How to add hours to the day
My problem as a professor has been how to fit everything into the schedule that students really should learn given that universities are under pressure to require less and less. There isn’t an easy answer. Unlike back when I was attending graduate school, riding in on my pterodactyl, most students are now working full-time, which means they have fewer hours in the day to study and attend class. When I took the course I am teaching now, it was SIX hours a week, three of lecture and three of computer lab. Now I have three hours and that’s it, but – and you may have noticed this – computers are still used in statistical analysis.

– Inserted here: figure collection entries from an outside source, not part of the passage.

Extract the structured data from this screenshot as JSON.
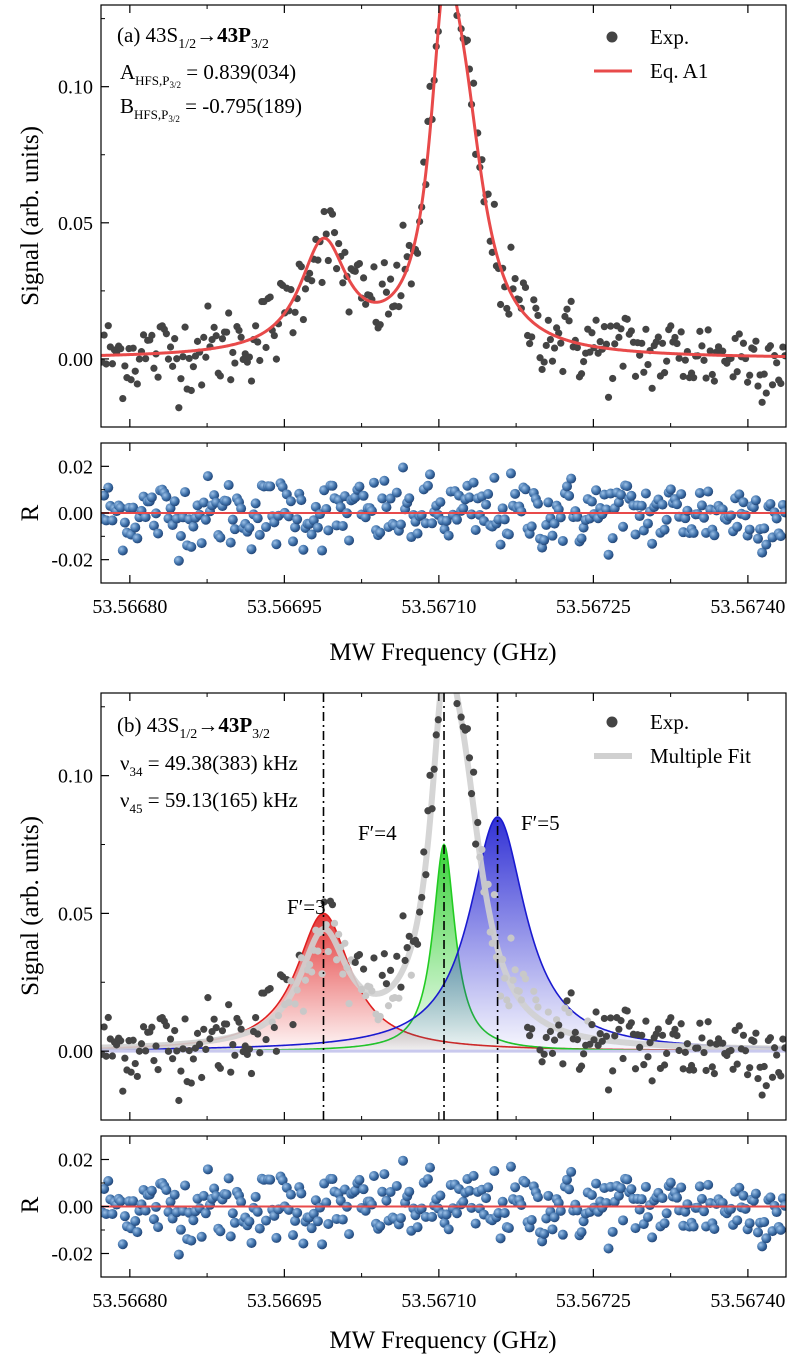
{
  "chart_data": [
    {
      "panel": "a",
      "type": "scatter",
      "title": "",
      "ylabel": "Signal (arb. units)",
      "xlabel": "",
      "ylim": [
        -0.025,
        0.13
      ],
      "xlim": [
        53.566772,
        53.567437
      ],
      "yticks": [
        0.0,
        0.05,
        0.1
      ],
      "ytick_labels": [
        "0.00",
        "0.05",
        "0.10"
      ],
      "annotation": {
        "prefix": "(a) 43S",
        "sub1": "1/2",
        "arrow": "→",
        "bold": "43P",
        "sub2": "3/2"
      },
      "param_A": {
        "main": "A",
        "sub": "HFS,P",
        "subsub": "3/2",
        "value": " = 0.839(034)"
      },
      "param_B": {
        "main": "B",
        "sub": "HFS,P",
        "subsub": "3/2",
        "value": " = -0.795(189)"
      },
      "legend": [
        "Exp.",
        "Eq. A1"
      ],
      "legend_position": "top-right",
      "fit": {
        "name": "Eq. A1",
        "color": "#e84a4a",
        "peaks": [
          {
            "center": 53.566988,
            "amplitude": 0.04,
            "hwhm": 2.8e-05
          },
          {
            "center": 53.567105,
            "amplitude": 0.085,
            "hwhm": 1.6e-05
          },
          {
            "center": 53.567123,
            "amplitude": 0.078,
            "hwhm": 2.6e-05
          }
        ]
      },
      "residual": {
        "ylabel": "R",
        "ylim": [
          -0.03,
          0.03
        ],
        "yticks": [
          -0.02,
          0.0,
          0.02
        ],
        "ytick_labels": [
          "-0.02",
          "0.00",
          "0.02"
        ]
      }
    },
    {
      "panel": "b",
      "type": "scatter",
      "title": "",
      "ylabel": "Signal (arb. units)",
      "xlabel": "MW Frequency (GHz)",
      "ylim": [
        -0.025,
        0.13
      ],
      "xlim": [
        53.566772,
        53.567437
      ],
      "xticks": [
        53.5668,
        53.56695,
        53.5671,
        53.56725,
        53.5674
      ],
      "xtick_labels": [
        "53.56680",
        "53.56695",
        "53.56710",
        "53.56725",
        "53.56740"
      ],
      "yticks": [
        0.0,
        0.05,
        0.1
      ],
      "ytick_labels": [
        "0.00",
        "0.05",
        "0.10"
      ],
      "annotation": {
        "prefix": "(b) 43S",
        "sub1": "1/2",
        "arrow": "→",
        "bold": "43P",
        "sub2": "3/2"
      },
      "param_nu34": {
        "main": "ν",
        "sub": "34",
        "value": " = 49.38(383) kHz"
      },
      "param_nu45": {
        "main": "ν",
        "sub": "45",
        "value": " = 59.13(165) kHz"
      },
      "legend": [
        "Exp.",
        "Multiple Fit"
      ],
      "legend_position": "top-right",
      "components": [
        {
          "label": "F′=3",
          "center": 53.566988,
          "amplitude": 0.05,
          "hwhm": 3.2e-05,
          "color": "#e02020"
        },
        {
          "label": "F′=4",
          "center": 53.567105,
          "amplitude": 0.075,
          "hwhm": 1.3e-05,
          "color": "#22cc22"
        },
        {
          "label": "F′=5",
          "center": 53.567157,
          "amplitude": 0.085,
          "hwhm": 3.3e-05,
          "color": "#1a1ad0"
        }
      ],
      "residual": {
        "ylabel": "R",
        "ylim": [
          -0.03,
          0.03
        ],
        "yticks": [
          -0.02,
          0.0,
          0.02
        ],
        "ytick_labels": [
          "-0.02",
          "0.00",
          "0.02"
        ]
      }
    }
  ],
  "shared": {
    "xlabel": "MW Frequency (GHz)",
    "xticks": [
      53.5668,
      53.56695,
      53.5671,
      53.56725,
      53.5674
    ],
    "xtick_labels": [
      "53.56680",
      "53.56695",
      "53.56710",
      "53.56725",
      "53.56740"
    ],
    "exp_color": "#444444",
    "residual_color": "#3d6fa8",
    "zero_line_color": "#e84a4a",
    "multifit_color": "#d0d0d0"
  }
}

My solution is to record how-to videos and upload these to the class website. This semester, I started using SAS Web Editor after the semester started so I have to make TWO sets of videos, one for SAS Enterprise Guide and one for the SAS Web Editor.
The SAS Web Editor runs SO much better, though, that I think I will only use it after this semester.
You can compare the two here:
SAS Enterprise Guide (this isn’t even On-Demand. The On-Demand movie was so slow I couldn’t stand it. This was done on a desktop).
This is the SAS Web Editor. It’s much faster and it runs on both Mac and Windows.
There are a lot of benefits of movies like these. They expand instructional time. Students can watch them at their own pace, stop and re-wind.
The disadvantage, of course, is that while it adds hours of instructions the students receive it also adds hours to MY work day. That’s one of the reasons that I only teach one course a year. I don’t want to do it unless I have time to do it well. That’s also one of the reasons I quit being a professor full time. I never felt like I had the time to do as much as I should to teach really well, and I’ve never been able to accept doing “just okay”.